There are times in a search where DNA testing not only helps guide you toward a birth relative, they sometimes smash through brick walls that you never intended on performing. On occasion I will come across a place where documentation is just too weak to support accepting the next maternal or paternal line someone else took as fact on his or her family tree.
I am just as happy to see a hint on an ancestry.com tree as anyone else. Although, I understand that not every suggestion is going to lead to substantiating the individual I am working on. They are helpful and can lead you to clues you never considered before. Yet it does require cracking open a census poll or two, in hopes that you can prove that the interpretation of a name, date, or family member is accurate.
While these tips and documents can prove quite useful in many ways eventually we hit a brick wall where there simply is not enough proof to move forward.
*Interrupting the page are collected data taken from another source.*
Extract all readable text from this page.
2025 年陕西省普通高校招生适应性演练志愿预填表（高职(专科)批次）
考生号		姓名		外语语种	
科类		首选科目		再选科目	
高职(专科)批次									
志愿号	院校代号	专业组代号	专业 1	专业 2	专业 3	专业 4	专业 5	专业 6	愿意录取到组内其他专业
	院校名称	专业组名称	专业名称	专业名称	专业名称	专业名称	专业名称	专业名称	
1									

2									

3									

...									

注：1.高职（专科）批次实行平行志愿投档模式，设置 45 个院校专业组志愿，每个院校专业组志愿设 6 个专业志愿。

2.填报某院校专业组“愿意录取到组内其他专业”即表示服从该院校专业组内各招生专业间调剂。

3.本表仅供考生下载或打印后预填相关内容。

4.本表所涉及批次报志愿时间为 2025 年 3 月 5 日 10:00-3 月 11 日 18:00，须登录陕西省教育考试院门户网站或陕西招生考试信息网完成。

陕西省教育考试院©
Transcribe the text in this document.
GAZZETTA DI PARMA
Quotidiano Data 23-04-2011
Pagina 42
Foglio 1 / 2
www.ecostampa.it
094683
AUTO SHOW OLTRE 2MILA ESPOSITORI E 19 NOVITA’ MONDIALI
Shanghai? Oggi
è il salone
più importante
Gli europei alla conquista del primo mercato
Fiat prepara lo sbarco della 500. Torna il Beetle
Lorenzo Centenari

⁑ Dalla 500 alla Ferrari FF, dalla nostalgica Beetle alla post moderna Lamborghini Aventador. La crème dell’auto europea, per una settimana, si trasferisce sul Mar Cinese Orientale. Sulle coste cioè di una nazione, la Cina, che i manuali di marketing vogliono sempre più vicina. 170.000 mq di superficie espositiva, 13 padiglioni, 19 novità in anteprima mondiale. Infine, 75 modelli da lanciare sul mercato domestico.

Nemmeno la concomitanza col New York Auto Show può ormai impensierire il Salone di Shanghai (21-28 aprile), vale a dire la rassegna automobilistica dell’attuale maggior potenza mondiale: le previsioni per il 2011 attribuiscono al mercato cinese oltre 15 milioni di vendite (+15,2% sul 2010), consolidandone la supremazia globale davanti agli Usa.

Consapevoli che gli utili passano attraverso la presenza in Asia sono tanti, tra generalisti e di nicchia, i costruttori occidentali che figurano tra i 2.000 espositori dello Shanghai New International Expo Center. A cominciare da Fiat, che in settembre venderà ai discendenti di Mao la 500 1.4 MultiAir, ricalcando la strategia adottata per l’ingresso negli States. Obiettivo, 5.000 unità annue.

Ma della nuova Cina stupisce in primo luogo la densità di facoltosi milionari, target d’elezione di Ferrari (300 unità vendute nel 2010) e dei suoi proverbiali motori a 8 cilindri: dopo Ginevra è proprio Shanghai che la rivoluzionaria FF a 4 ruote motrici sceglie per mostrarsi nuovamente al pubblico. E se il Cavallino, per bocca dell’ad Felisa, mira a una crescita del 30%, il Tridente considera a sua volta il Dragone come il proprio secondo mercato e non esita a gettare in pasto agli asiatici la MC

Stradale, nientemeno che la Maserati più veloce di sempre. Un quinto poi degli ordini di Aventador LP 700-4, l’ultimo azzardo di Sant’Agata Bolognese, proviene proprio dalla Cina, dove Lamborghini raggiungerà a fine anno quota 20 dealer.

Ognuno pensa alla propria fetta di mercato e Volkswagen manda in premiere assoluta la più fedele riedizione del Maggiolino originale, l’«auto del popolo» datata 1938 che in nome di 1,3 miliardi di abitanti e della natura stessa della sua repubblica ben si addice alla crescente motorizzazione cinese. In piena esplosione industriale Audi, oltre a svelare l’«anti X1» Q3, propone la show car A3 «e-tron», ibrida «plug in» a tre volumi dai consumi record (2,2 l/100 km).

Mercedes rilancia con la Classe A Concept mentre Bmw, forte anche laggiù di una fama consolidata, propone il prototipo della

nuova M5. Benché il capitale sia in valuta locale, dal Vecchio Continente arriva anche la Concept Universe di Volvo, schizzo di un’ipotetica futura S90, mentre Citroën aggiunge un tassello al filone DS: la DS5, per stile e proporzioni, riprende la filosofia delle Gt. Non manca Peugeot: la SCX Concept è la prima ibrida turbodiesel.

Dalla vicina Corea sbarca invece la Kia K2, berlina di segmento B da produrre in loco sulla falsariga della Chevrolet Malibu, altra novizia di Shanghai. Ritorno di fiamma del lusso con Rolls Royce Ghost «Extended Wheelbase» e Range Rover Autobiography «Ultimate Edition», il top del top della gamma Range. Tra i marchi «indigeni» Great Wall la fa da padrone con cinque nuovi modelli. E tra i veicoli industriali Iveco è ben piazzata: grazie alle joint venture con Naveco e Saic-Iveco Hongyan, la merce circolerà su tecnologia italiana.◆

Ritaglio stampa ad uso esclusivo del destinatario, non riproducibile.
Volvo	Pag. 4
I tend to focus on all the children to see if they might lend further clues to their parent’s ancestors. When tips, tricks, relatives, and clues dry up I turn to science. I always encourage the individuals I help to try and afford at least one DNA test at AncestryDNA.
I understand the DNA critiques out there that AncestryDNA does not have tools like a chromosome browser to perform comparisons at that level. However, their tests can be downloaded in raw format and uploaded to Family Tree DNA (FTDNA) and Gedmatch.com for free. I know that FTDNA costs money, but only if their first twenty matches on their autosomal DNA database (Family Finder) “transfer” proves to come up with close relatives worth paying for; preferably first to third cousins.
When I get to one of these brick walls I like to align our adoptee’s designated individual who represents our best guess as their birth parent to their closest genetically related cousin we based their tree on. I put them at a distance that matches the relationship predicted by DNA results, and fit the pattern of information we have from their non-identifying information they have collected throughout their search. This not only helps establish the single individual we based the tree on, but also allows AncestryDNA to align their tree and DNA results to other like genetically linked cousins.
Think of it like a flashlight laid upon the ground at a certain spot in the distance. If twenty-four hours pass and no more DNA relatives appear, I move the results and “child” representing the adoptee to another birth relative that reaches back accurately with the one genetic relative the tree is based on and another possible birth relatives matching some or all the non-identifying information we have.
Usually after a few tries with a maternal link pointing to the future, I switch over to the paternal side (birth father). Considering we don’t know who this family belongs to, the birth mother or the birth father, trying both can prove to be useful. I know that most people I work with want to find their birth mother first. However, establishing the identity of a birth father can be extremely helpful to identifying which genetic relatives will help us on that search and which will belong to the birth father’s side of the family.
Whenever I start to get several hits on distant or fourth cousins matches to the family tree I wait for a few more days or go to that individual that seems to fit the science to see if extending the tree even further in every direction from that relative will prove useful in catching even more DNA relatives in our net.
It is during these times that I will not only find a distant relative to help further establish the guess we are making, but also that they leap past brick walls on our tree and help us to accurately extend our information in the direction of the ancestor that crosses a boundary we could not establish before through documentation alone.
If this doesn’t make sense entirely, welcome to genetic genealogy. There are several good books on the basics and ways to make some of the terms I have used in this post today make perfect sense. Either way, using what tools we have at our disposal one can find ways to break brick walls and help identify birth relatives. I am obviously a big fan of Ancestry.com, but I also know not every tree posted is accurate. Some professional genealogists hate the number of poorly established family trees on that service, because anyone can put up anything; and other will sometimes take the tips given as gospel truth without any further checking.
Although, if you can be vigil on documenting those hints provided with accurate information it can be useful and worthwhile. Plus it’s a little vindicating to be able to fix a tree that’s not even yours, while at the same time helping an adoptee out along the way.